On commence avec la présentation des concurrents de la soirée, soit 30 compétiteurs qui participeront à la première « ronde ». Parmi eux, seuls les 12 meillleurs pourront accéder à la seconde. Le champion de la soirée sera celui qui cumulera le plus haut pointage après les 2 rondes.

 

Gogogadgetofeuuuuuu ! Effets pyrotechniques à la Johnny !

 

AVE Camille ! Ceux qui vont mourir te saluent !

 

Vous noterez qu’entre temps les gradins se sont méchamment remplis.

Ca ne vous parlera sans doute pas mais parmi les candidats au titre de « mec-qui-a-le-moins-failli-terminer-en-purée », il y avait quand même les Québecois, Sylvain Champagne, Eric Isabelle et René Roy ainsi que les meilleurs cowboys internationaux dont le champion national du Mexique 2006, Rocky McDonald de Colonia Juárez, Chihuahua (ouais ça me fait encore rire) et Matt Bohon de Cole Camp, Missouri, qui s’est qualifé 5 fois aux Build Ford Tough World Finals et enfin la superstar australienne, Jared Farley de Kempsey, NSW, concurrent pour la troisième fois à la World Cup. Du beau monde il parait. Et qui vient de loin en plus.

 

On nous présente également le Monsieur Lasso :

 

Et bien évidemment les 3 valeureux clowns (qui pour l’occasion n’étaient pas du tout déguisés en clowns) :

 

ET C’EST PARTIIIIIIIIII…. Et ben en fait non. Parce qu’ici messieurs dames, c’est l’Amérique du Nord, avec un grand A comme Amen. (et aussi comme « Aaaaah bordel mais ça coute un bras de bouffer ici !! » ) Et donc, avant de laisser s’exprimer pleinement la bêtise la vaillance humaine (l’homme face à la bête tout ça..), une prière s’impose. Et pas n’importe quelle prière, non. La « prière du Cow Boy » .

Donc là il faut imaginer un stade entier qui se lève (je rigole pas) et qui récite l’air habité :

Notre père qui êtes aux cieux,

Permet moi quelques instants de réflexion,

Afin d’apprécier ta grande bonté.

J’implore ta présence tout au long de cette compétition,

Et je te prie de guider mes pas dans l’arène de la vie.

Je ne te demande aucune faveur spéciale

Mais aide-moi seigneur,

Lors de la grande final de la vie

Ou tu seras le dernier juge.

Car, seigneur, j’aimerai t’entendre dire

Que mon entrée est faite pour le paradis.

Ainsi-soit il.

 

Et encore, nous on a eu une version vachement plus fun sur laquelle je n’ai pas réussi à mettre la main. Mais je pense que c’était simplement une petite fantaisie du speaker particulièrement inspiré avec des « Seigneur protège-moi, une seconde à la fois ». Non j’vous jure c’était un grand moment de spiritualité.
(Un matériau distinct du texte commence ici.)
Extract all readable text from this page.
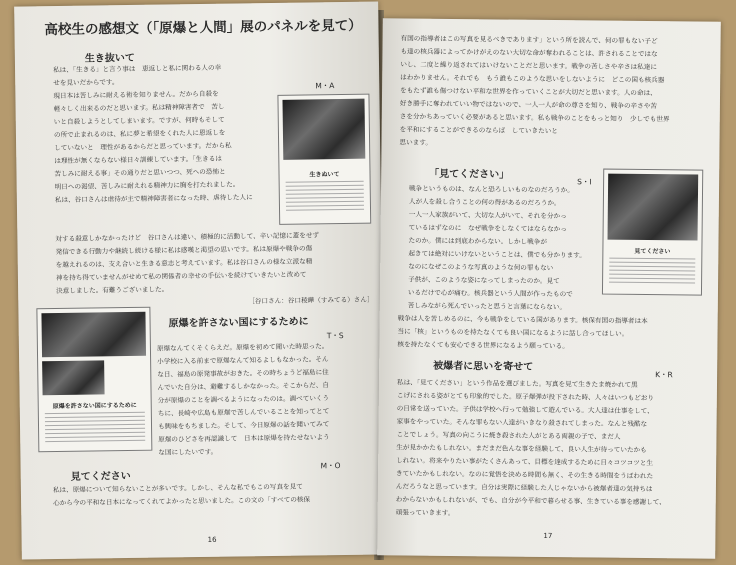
高校生の感想文（「原爆と人間」展のパネルを見て）
生き抜いて
M・A
私は、「生きる」と言う事は　恵返しと私に関わる人の幸
せを見いだからです。
現日本は苦しみに耐える術を知りません。だから自殺を
軽々しく出来るのだと思います。私は精神障害者で　苦し
いと自殺しようとしてしまいます。ですが、何時もそして
の所で止まれるのは、私に夢と希望をくれた人に恩返しを
していないと　理性があるからだと思っています。だから私
は理性が無くならない様日々訓練しています。「生きるは
苦しみに耐える事」その通りだと思いつつ、死への恐怖と
明日への渇望、苦しみに耐えれる精神力に胸を打たれました。
私は、谷口さんは虐待が主で精神障害者になった時、虐待した人に
対する殺意しかなかったけど　谷口さんは違い、積極的に活動して、辛い記憶に蓋をせず
発信できる行動力や継続し続ける様に私は感嘆と渇望の思いです。私は原爆や戦争の傷
を越えれるのは、支え合いと生きる意志と考えています。私は谷口さんの様な立派な精
神を持ち得ていませんがせめて私の関係者の幸せの手伝いを続けていきたいと改めて
決意しました。有難うございました。
［谷口さん：谷口稜曄（すみてる）さん］
生きぬいて
原爆を許さない国にするために
T・S
原爆なんてくそくらえだ。原爆を初めて聞いた時思った。
小学校に入る前まで原爆なんて知るよしもなかった。そん
な日、福島の原発事故がおきた。その時ちょうど福島に住
んでいた自分は、避難するしかなかった。そこからだ、自
分が原爆のことを調べるようになったのは。調べていくう
ちに、長崎や広島も原爆で苦しんでいることを知ってとて
も興味をもちました。そして、今日原爆の話を聞いてみて
原爆のひどさを再認識して　日本は原爆を持たせないよう
な国にしたいです。
原爆を許さない国にするために
見てください
M・O
私は、原爆について知らないことが多いです。しかし、そんな私でもこの写真を見て
心から今の平和な日本になってくれてよかったと思いました。この文の「すべての核保
16
有国の指導者はこの写真を見るべきであります」という所を読んで、何の罪もない子ど
も達の核兵器によってかけがえのない大切な命が奪われることは、許されることではな
いし、二度と繰り返されてはいけないことだと思います。戦争の苦しさや辛さは私達に
はわかりません。それでも　もう誰もこのような思いをしないように　どこの国も核兵器
をもたず誰も傷つけない平和な世界を作っていくことが大切だと思います。人の命は、
好き勝手に奪われていい物ではないので、一人一人が命の尊さを知り、戦争の辛さや苦
さを分かちあっていく必要があると思います。私も戦争のことをもっと知り　少しでも世界
を平和にすることができるのならば　していきたいと
思います。
「見てください」
S・I
戦争というものは、なんと恐ろしいものなのだろうか。
人が人を殺し合うことの何の得があるのだろうか。
一人一人家族がいて、大切な人がいて、それを分かっ
ているはずなのに　なぜ戦争をしなくてはならなかっ
たのか。僕には到底わからない。しかし戦争が
起きては絶対にいけないということは、僕でも分かります。
なのになぜこのような写真のような何の罪もない
子供が、このような姿になってしまったのか。見て
いるだけで心が痛む。核兵器という人間が作ったもので
苦しみながら死んでいったと思うと言葉にならない。
戦争は人を苦しめるのに、今も戦争をしている国があります。核保有国の指導者は本
当に「核」というものを持たなくても良い国になるように話し合ってほしい。
核を持たなくても安心できる世界になるよう願っている。
見てください
被爆者に思いを寄せて
K・R
私は、「見てください」という作品を選びました。写真を見て生きたま焼かれて黒
こげにされる姿がとても印象的でした。原子爆弾が投下された時、人々はいつもどおり
の日常を送っていた。子供は学校へ行って勉強して遊んでいる。大人達は仕事をして、
家事をやっていた。そんな罪もない人達がいきなり殺されてしまった。なんと残酷な
ことでしょう。写真の向こうに焼き殺された人がとある両親の子で、まだ人
生が見かかたもしれない。まだまだ色んな事を経験して、良い人生が待っていたかも
しれない。将来やりたい事がたくさんあって、目標を達成するために日々コツコツと生
きていたかもしれない。なのに覚悟を決める時間も無く、その生きる時間をうばわれた
んだろうなと思っています。自分は実際に経験した人じゃないから被爆者達の気持ちは
わからないかもしれないが、でも、自分が今平和で暮らせる事、生きている事を感謝して、
頑張っていきます。
17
ET C’EST PARTIIIIII…. et ben non, toujours pas, parce qu’ici c’est toujours l’Amérique du Nord, avec un grand P comme Patriote. (et aussi comme « Passe-moi les hot-dogs à $20 chéri ».). Et donc avant de commencer, on s’fait plaisir avec une ptite dose d’hymne national canadien. J’avoue cependant que ça devait bien être la première fois que je l’entendais. Y’a des vrais ptits morceaux de français et d’anglais dedans, et ça fait « AUUUUUU CANADAAAAAAAAAA » plusieurs fois. Et personne ne siffle.

 

Bon, la troisième fois c’est la bonne. Cette fois on se cramponne à ses santiags et C’EST PARTIIIIIII pour de bon !

Dans les box, les Riders se préparent, s’agrippent à la « Bull Rope » tandis que les « assistants » houspillent le taureau, pour être bien sûr de l’énerver. Histoire de.

 

 

Et vas-y que j'te tire les cornes, la queue, que j'te tape la tête...

 

 

Le taureau est prêt à être lâché, la tension monte…

 

 

….3

….2

….1…..

YIHAAAAAAAAAAAAAAAAAAAAAAAAA !!!

 

 

 

 

 

 

Avec parfois des coups de cornes qui se perdent, et quelques chutes impressionnantes :

Heureusement plus de peur que de mal.

 

 

Et quelques taureaux récalcitrants (un taureau qui charge, même de loin, c’est impressionnant)

 

 

Et maintenant quelques vidéos (toujours désolée pour la qualité !)

http://www.youtube.com/watch?v=Sob2whO_GGw

http://www.youtube.com/watch?v=Nc4bKBcvOME (le coup de feu super flippant indique tout simplement au Cow Boy qu’il a atteint les 8 secondes)

http://www.youtube.com/watch?v=ahGcDHexfhI

http://www.youtube.com/watch?v=NQ9JaHR0heE

http://www.youtube.com/watch?v=QNq7LTV7fpE

http://www.youtube.com/watch?v=fYnIFKj4OL8

 

En somme, ce fut une excellente soirée !

Evidemment je reste critique, et je ne cherche en aucun cas à faire un plaidoyer en faveur du rodéo qui reste, à mes yeux, un sport de brutes dégénérées, dangereux, aussi bien pour les hommes (les « accidents », sans être graves, sont quand même très fréquents) que pour les animaux dont la maltraitance est souvent soupçonnée (la « Flank Strap » peut être considérée comme une forme de torture, et les bêtes sont forcément stressées..).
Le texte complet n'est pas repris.